Sonderausstellung 2021
Berühmt wurde Giovanni Segantini bereits zu Lebzeiten als Landschaftsmaler, ja als grosser Erneuerer der Alpenmalerei. Er selbst allerdings schätzte eine andere bildkünstlerische Gattung als die edelste ein, nämlich das Porträt, da es «das Erforschen des menschlichen Antlitzes zum Ziel hat». Bildnisse seien Studien, «die mit der grössten Einfachheit der Mittel das wirksamste Wort der Kunst im Ausdruck der lebendigen Form umfassen».

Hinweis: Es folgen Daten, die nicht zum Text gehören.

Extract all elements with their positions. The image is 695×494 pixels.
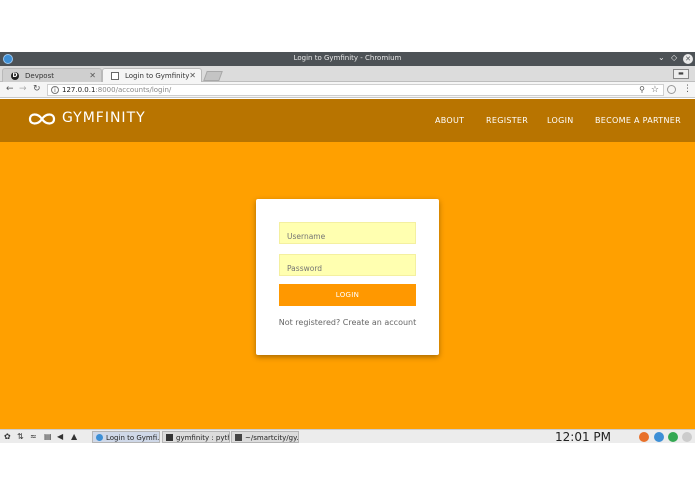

Obwohl viele Porträts aus Segantinis Hand immer wieder in Ausstellungen zu sehen waren, standen sie bislang nie im Zentrum einer expliziten Auseinandersetzung. Mit einer zwar kleinen, aber qualitativ hochstehenden Auswahl von Bildnissen und Selbstbildnissen aus öffentlichen und privaten Sammlungen möchte das Segantini-Museum diese Lücke schliessen. Gezeigt werden sehr intime Zeichnungen, wie jene seines dreijährigen Sohnes Gottardo nach einer Operation, sowie repräsentative Gemälde wie die Porträts der Geschwister Vittore und Leopoldina Grubicy, die zu den schönsten Beispielen von Segantinis Talent als «Erforscher des menschlichen Antlitzes» gehören. Die Sonderausstellung vom 2. Juni bis 20. Oktober 2021 wird kuratiert von Prof. Annie-Paule Quinsac und Dr. Mirella Carbone.
Special exhibition 2021
Giovanni Segantini became famous in his own lifetime as a landscape painter and more especially as a great innovator of Alpine painting. However, he himself considered another pictorial genre, that of portraiture, to be the noblest, as it «aims to explore the human face». In his view, portraits were studies «that, with the greatest simplicity of means, embrace the most effective word of art in the expression of living form».

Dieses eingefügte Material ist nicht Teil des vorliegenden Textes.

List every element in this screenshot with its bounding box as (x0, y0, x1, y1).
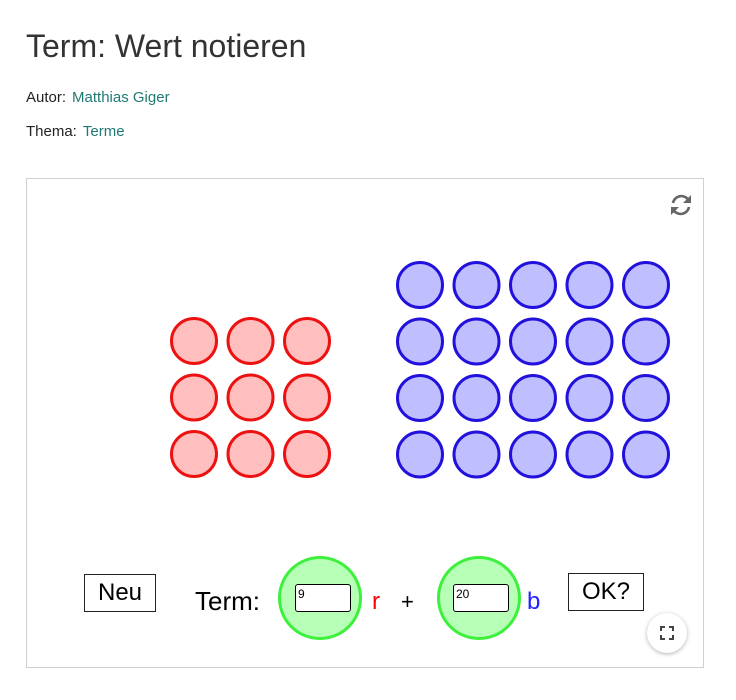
red-counter (170, 317, 218, 365)
counters-canvas (170, 261, 670, 479)
blue-counter (396, 374, 444, 422)
check-button[interactable]: OK? (568, 573, 644, 611)
blue-counter (622, 430, 670, 479)
red-counter (283, 317, 331, 365)
new-button[interactable]: Neu (84, 574, 156, 612)
blue-counter (509, 317, 557, 366)
refresh-icon[interactable] (667, 191, 695, 219)
blue-counter (509, 374, 557, 422)
blue-counter (509, 430, 557, 479)
blue-counter (509, 261, 557, 309)
answer-input-b[interactable] (453, 584, 509, 612)
blue-counter (565, 317, 614, 366)
blue-counter (565, 430, 614, 479)
red-counter (226, 373, 275, 422)
page-title: Term: Wert notieren (26, 28, 307, 64)
red-counter (283, 430, 331, 478)
blue-counter (622, 317, 670, 366)
author-row: Autor: Matthias Giger (26, 88, 170, 108)
answer-input-r[interactable] (295, 584, 351, 612)
blue-counter (452, 317, 501, 366)
topic-label: Thema: (26, 123, 77, 140)
blue-counter (452, 374, 501, 422)
red-counter (226, 430, 275, 478)
blue-counter (452, 430, 501, 479)
blue-counter (396, 317, 444, 366)
variable-b-label: b (527, 588, 541, 615)
author-link[interactable]: Matthias Giger (72, 89, 170, 106)
blue-counter (565, 374, 614, 422)
author-label: Autor: (26, 89, 67, 106)
topic-row: Thema: Terme (26, 122, 125, 142)
blue-counter (622, 374, 670, 422)
variable-r-label: r (372, 588, 380, 615)
red-counter (226, 317, 275, 365)
fullscreen-icon (660, 626, 674, 640)
plus-sign: + (401, 589, 414, 614)
blue-counter (452, 261, 501, 309)
applet-frame: Neu Term: r + b OK? (26, 178, 704, 668)
blue-counter (396, 430, 444, 479)
term-label: Term: (195, 586, 260, 616)
topic-link[interactable]: Terme (83, 123, 125, 140)
red-counter (170, 430, 218, 478)
blue-counter (396, 261, 444, 309)
blue-counter (622, 261, 670, 309)
blue-counter (565, 261, 614, 309)
fullscreen-button[interactable] (647, 613, 687, 653)
red-counter (170, 373, 218, 422)
red-counter (283, 373, 331, 422)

Although many of Segantini’s portraits have been repeatedly shown in exhibitions, they have never been the focus of explicit attention until now. The Segantini Museum would like to fill this gap with a small but high-quality selection of portraits (and self-portraits) from public and private collections. The exhibition includes very intimate drawings, such as those of Segantini’s three-year-old son Gottardo after an operation, and formal portraits, such as the paintings of siblings Vittore and Leopoldina Grubicy, which are among the finest examples of his talent as an «explorer of the human face». The special exhibition, from 2 June to 20 October 2021, is curated by Annie-Paule Quinsac and Mirella Carbone.